Shower filters, or trickle towers, are also a great form of aerated biofiltration. The filter container is placed on a stand above the edge of the tank, and the pumped water flows down through the shower and back into the tank. Shower filter media can be dried and stored and will usually kick-start quickly when the system is set up again. Ceramic media are extremely useful for this, as the bacteria will imbed in the porous surface of the media in ways they cannot in plastic media. Skimmers are not usually installed on quarantine systems, because they are typically too large and require too much flow for most weirs to operate on a small system. They also can create a danger for small fish in a small system. Last year, I created a smaller 4-inch circular weir skimmer that works great on smaller ponds and quarantine systems with a flow rate as low as 300 gph.

Dual & Airlift Systems

My own — or I should say, “my wife’s” — quarantine systems are both types. The first is a small “hospital” system consisting of a 350-gallon tank with a 3-inch bottom drain connecting to a 55-gallon-drum prefilter. The system is smaller for convenience, so the drum is cut down to match the height of the tank set on one row of cinder blocks. The blocks also create a space for the bottom drain plumbing underneath.
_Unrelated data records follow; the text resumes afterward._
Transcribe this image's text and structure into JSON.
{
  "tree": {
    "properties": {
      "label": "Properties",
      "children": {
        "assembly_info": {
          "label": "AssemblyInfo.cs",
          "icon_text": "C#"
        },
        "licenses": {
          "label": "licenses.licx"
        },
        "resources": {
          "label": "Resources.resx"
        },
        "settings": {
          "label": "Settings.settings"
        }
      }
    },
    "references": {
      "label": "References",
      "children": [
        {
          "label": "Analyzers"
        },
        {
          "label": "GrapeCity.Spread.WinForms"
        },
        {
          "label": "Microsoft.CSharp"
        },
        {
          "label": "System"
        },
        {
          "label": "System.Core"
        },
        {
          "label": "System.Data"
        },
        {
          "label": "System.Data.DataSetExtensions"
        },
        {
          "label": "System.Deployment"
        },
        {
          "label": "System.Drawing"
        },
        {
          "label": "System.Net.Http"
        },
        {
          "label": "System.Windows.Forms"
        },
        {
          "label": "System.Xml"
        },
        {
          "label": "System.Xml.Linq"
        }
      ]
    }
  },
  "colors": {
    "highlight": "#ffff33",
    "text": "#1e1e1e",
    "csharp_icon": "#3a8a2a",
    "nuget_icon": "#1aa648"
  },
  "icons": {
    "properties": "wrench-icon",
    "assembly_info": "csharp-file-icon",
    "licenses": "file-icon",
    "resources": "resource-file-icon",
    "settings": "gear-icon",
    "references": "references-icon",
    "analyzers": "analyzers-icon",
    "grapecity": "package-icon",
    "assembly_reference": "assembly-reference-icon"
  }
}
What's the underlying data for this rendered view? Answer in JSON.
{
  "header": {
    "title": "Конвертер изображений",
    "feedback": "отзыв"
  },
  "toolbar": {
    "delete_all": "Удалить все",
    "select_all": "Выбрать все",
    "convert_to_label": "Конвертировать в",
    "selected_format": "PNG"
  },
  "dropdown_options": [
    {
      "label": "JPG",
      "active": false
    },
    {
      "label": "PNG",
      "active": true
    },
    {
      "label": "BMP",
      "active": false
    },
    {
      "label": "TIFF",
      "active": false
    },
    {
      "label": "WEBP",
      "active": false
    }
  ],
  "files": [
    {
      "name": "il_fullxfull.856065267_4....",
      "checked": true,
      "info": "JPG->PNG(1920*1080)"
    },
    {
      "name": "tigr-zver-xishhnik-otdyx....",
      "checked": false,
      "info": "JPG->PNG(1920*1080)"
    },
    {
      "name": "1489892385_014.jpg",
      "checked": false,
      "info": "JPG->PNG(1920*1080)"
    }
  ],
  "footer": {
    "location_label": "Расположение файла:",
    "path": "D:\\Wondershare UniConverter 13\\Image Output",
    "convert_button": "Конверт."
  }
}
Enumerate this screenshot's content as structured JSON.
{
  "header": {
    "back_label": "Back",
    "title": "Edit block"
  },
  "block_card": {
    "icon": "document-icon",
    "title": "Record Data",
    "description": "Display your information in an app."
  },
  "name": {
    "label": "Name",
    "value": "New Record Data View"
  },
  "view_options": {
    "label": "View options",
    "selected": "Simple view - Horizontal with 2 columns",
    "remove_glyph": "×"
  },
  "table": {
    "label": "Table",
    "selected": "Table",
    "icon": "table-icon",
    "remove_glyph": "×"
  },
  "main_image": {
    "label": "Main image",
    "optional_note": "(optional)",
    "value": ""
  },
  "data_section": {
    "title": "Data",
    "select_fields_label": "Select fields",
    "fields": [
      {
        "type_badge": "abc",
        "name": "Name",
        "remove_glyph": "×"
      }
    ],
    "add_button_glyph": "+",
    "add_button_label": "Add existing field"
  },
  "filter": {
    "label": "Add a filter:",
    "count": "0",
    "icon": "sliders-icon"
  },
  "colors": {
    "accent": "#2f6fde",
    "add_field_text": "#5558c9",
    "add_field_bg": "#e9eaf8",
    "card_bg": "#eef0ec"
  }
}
A small 1,200-gph external pump moves the water to a 55-gallon-upflow static media filter that pours back into the tank. The media in both the prefilter and the biofilter is Bacti-twist, which is easily cleaned and disinfected when necessary, allowing this small system to be used as a hospital tank. Aeration is provided with an air stone located in the 1 ¼-inch bulkhead in the lower side.

dual filter quarantine tank
Pictured is a dual-filter tank system with an external pump and 350-gallon tank.

The larger system is a 1,500-gallon W. Lim preformed pond raised to the height of a 55-gallon drum. It has a 4-inch aerated bottom drain reduced to 3 inches before it goes into the 55-gallon drum prefilter. I reduce it at a sweep tee, because I use this system as well as the smaller one for testing equipment. The water is pumped to a 55-gallon-drum shower filter that spills back into the tank. I use a WLim Wave I 1/15-horsepower pump at 3,000 gph, which is more than my prefilter should flow, but it works. The water level runs about 2 inches lower than the tank, which is more than I want, but it works. The addition of my new skimmer on the suction side will correct the flow from the bottom drain by reducing the suction from the prefilter. The media in the shower filter is Bacti-twist in the upper basket and Cermedia MP-2C in the lower basket.

Recently, I’ve moved to creating quarantine systems that run on air, both for the simplicity and the real-time dissolved oxygen content. An airlift system can be one or two tanks — or more. The airlift is created inside the filter, which makes the system easy to set up, operate, disassemble and store. Three and 4-inch bottom drain piping is a must, as airlift flow is, at its core, gravity-flow in both directions. The airlift lowers the level of water in the filter, creating flow from the tank to the filter, and raises it just above water level in the tank for the return.

Whatever system you build, it needs to fit your needs. Calculate the size based on your use, and create something that works for you!